In a great example of a good start, Ann Arbor’s city council passed a resolution earlier this month identifying additional ways to prepare the city’s infrastructure to support plug-in electric vehicles. The resolution calls on city staff to review permit and planning processes, as well as zoning codes, to remove barriers to creating plug-in infrastructure.
The resolution also directs the city’s administrator to consider adding plug-in vehicles to the city’s fleet.
Those measures have been key policy proposals of the Built by Michigan coalition, founded in part by the Ecology Center.
“We’ve long believed that local units of government can make a big difference in putting some momentum behind the electric vehicle industry with some sensible and low-cost policy decisions,” according to Charles Griffith, climate and energy programs director at the Ecology Center. “So we’re glad to see that Ann Arbor has joined some of the other cities in the state--like Auburn Hills, Grand Rapids and Kalamazoo--that have been making progress in this effort.”
In a letter supporting the Ann Arbor council’s resolution, Wayne Appleyard, an architect and volunteer chair of the city’s energy commission, cited Michigan’s “Plug-In Readiness Plan,” which the Ecology Center worked on along with the Clean Energy Coalition and other partners across the state.

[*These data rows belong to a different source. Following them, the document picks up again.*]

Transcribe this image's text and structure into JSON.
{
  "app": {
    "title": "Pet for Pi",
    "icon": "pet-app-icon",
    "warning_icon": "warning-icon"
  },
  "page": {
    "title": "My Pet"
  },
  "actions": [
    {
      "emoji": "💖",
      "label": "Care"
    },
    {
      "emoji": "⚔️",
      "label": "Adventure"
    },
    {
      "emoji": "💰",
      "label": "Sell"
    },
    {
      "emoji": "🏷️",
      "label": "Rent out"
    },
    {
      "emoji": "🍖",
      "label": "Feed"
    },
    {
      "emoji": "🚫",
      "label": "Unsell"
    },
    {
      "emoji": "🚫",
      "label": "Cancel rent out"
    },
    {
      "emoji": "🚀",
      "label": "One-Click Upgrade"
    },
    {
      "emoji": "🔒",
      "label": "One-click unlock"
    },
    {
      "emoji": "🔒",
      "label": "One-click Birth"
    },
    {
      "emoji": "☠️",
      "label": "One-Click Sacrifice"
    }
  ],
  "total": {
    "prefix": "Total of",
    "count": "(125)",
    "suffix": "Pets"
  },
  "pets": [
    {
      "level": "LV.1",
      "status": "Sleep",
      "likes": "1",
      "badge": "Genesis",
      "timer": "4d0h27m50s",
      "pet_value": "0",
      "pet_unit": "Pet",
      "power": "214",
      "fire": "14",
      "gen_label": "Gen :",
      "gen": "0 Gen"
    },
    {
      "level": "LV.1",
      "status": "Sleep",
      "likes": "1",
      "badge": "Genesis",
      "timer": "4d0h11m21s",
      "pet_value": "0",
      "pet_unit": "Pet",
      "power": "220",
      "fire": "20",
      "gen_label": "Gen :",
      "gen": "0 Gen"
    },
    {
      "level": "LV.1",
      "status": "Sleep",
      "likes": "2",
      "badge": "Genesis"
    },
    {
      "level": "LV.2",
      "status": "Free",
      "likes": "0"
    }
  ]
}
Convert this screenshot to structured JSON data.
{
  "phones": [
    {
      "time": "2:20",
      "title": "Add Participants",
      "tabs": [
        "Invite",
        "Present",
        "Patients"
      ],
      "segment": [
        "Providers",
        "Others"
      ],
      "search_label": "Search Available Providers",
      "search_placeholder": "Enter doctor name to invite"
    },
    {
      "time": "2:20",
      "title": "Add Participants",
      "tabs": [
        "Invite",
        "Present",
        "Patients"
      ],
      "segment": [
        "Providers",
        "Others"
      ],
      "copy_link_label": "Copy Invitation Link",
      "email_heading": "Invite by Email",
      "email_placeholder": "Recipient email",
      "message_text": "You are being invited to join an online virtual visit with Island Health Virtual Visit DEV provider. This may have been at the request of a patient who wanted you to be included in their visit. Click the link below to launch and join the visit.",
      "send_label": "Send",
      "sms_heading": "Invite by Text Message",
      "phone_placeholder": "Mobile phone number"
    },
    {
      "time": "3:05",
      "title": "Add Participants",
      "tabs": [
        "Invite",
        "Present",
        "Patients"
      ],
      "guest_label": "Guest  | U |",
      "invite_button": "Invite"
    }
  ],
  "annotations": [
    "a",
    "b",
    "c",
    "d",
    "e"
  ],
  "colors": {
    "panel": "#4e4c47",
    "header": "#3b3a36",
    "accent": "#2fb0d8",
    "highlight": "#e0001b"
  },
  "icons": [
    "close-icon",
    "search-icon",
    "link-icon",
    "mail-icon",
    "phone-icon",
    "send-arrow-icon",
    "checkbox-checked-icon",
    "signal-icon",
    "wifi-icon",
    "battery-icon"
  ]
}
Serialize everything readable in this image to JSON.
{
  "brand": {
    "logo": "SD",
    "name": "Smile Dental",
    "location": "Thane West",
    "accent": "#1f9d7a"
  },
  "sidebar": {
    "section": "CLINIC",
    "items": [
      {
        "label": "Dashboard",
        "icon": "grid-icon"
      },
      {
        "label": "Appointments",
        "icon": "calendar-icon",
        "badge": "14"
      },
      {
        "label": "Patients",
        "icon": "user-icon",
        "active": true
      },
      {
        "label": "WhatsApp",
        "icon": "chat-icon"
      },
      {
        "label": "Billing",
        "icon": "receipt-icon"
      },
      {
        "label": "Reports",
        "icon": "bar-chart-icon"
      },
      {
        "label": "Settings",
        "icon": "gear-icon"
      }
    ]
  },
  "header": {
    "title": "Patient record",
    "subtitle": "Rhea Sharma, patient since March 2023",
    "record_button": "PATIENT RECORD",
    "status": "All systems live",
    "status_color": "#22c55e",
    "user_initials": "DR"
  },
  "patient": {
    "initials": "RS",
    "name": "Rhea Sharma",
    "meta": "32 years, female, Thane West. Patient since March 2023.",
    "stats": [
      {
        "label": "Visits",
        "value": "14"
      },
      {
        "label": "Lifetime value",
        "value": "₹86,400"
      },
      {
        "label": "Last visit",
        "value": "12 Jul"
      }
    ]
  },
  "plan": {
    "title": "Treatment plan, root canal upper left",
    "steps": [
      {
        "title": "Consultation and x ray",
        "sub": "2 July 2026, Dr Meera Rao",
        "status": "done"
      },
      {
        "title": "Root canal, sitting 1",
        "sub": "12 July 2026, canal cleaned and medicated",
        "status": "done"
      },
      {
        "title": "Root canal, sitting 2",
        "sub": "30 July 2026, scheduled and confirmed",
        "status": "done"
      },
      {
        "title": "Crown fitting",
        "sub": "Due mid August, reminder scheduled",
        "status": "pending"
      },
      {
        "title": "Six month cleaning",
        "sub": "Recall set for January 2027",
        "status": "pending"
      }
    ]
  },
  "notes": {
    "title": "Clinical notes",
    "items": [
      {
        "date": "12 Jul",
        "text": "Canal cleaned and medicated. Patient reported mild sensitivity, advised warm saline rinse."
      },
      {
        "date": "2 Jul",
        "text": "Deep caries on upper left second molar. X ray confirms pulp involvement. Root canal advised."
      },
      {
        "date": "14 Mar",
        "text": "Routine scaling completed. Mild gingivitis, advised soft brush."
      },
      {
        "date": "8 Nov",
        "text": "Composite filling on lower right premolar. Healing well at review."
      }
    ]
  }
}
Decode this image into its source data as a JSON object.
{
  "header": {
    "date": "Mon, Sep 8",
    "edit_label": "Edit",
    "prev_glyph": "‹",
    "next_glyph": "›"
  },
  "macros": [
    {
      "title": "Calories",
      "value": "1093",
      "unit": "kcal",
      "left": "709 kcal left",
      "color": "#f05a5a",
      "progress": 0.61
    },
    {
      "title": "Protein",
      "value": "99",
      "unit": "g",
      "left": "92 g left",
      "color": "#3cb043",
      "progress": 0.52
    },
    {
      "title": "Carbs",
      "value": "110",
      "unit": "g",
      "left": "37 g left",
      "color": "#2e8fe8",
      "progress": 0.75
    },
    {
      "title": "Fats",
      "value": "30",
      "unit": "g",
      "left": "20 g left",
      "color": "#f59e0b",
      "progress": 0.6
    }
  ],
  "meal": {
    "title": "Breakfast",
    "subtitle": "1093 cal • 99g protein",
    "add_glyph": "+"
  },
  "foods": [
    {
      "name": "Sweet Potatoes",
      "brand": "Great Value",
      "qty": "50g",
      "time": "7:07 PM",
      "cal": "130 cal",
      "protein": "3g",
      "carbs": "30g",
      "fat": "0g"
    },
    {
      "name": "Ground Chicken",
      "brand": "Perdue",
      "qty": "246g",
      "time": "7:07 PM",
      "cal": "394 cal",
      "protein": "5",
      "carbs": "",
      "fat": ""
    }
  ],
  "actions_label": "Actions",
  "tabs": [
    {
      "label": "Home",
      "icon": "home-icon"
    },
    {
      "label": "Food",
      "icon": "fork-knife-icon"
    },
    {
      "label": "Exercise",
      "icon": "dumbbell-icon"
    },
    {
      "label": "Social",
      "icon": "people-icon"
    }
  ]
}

The Plan includes a toolkit to help municipalities implement best practices and adopt model municipal policies, planning and zoning language.
“Ann Arbor already has a good head start with recent efforts by the Downtown Development Authority to install charging stations in city parking structures,” Griffith said. “Those charging stations have already seen heavy use since their installation last year—a case of if you build it, they will come.”
In one location, plug-in vehicle drivers have actually created a users group and a parking schedule so that multiple drivers can cooperatively charge each day.
“We hope Ann Arbor’s example will encourage other local municipalities to support this industry that has so much promise for Michigan’s environment, Michigan’s economy and Michigan’s workers,” Griffith said. “Let’s hope they’re getting the message in Lansing too. We need support both at the municipal and state level to make sure the whole state is plug-in ready.”